Here is the sequence of events, based on ruby 1.8.6p0 (but it seems that
trunk has not changed since then).

ts = Rinda::TupleSpace.new(1) # Check interval of 1 second
# Don't write anything into the TupleSpace before...
tup = ts.take([:foo], 1) # <- hangs instead of timing out

Why? In tuplespace.rb, line 442 (TupleSpace#move), start_keeper is
called. It starts the thread (line 568). If the thread is scheduled
immediately, it will immediately check need_keeper? (line 579) and,
discovering that the TupleSpace is empty, it promptly terminates. Later,
the main thread pushes the WaitTemplateEntry (with the 1 second timeout)
onto @take_waiter (line 454), expecting that the keeper thread will
collect it after the entry expires. But the keeper thread is already
gone. Thus, the wait template never dies, and the take call never
returns-- at least until someone else comes in and starts another keeper
thread.

Shouldn't start_keeper be called AFTER pushing the wait template onto
@take_waiter? Similarly, in #read, shouldn't line 479 come AFTER line
486, and similarly also in #write? Am I missing something?

I think you are right. I have CC'd Masatoshi SEKI.
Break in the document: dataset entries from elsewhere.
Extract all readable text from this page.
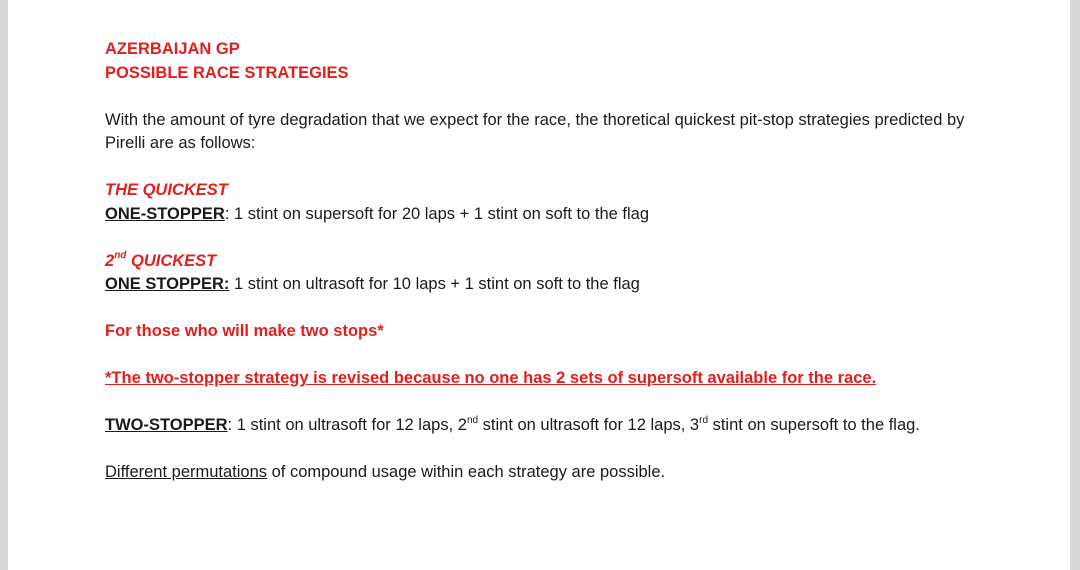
AZERBAIJAN GP

POSSIBLE RACE STRATEGIES

With the amount of tyre degradation that we expect for the race, the thoretical quickest pit-stop strategies predicted by Pirelli are as follows:

THE QUICKEST

ONE-STOPPER: 1 stint on supersoft for 20 laps + 1 stint on soft to the flag

2nd QUICKEST

ONE STOPPER: 1 stint on ultrasoft for 10 laps + 1 stint on soft to the flag

For those who will make two stops*

*The two-stopper strategy is revised because no one has 2 sets of supersoft available for the race.

TWO-STOPPER: 1 stint on ultrasoft for 12 laps, 2nd stint on ultrasoft for 12 laps, 3rd stint on supersoft to the flag.

Different permutations of compound usage within each strategy are possible.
Furthermore, it doesn't seem that start_keeper should care about
remaining outside the synchronize sections in those methods. In fact, if
anything, maybe it should be INSIDE the monitor lock to prevent
interleaved calls to start_keeper (and resultant spawning of multiple
keeper threads).

At worst, a separate synchronize block could be put in start_keeper.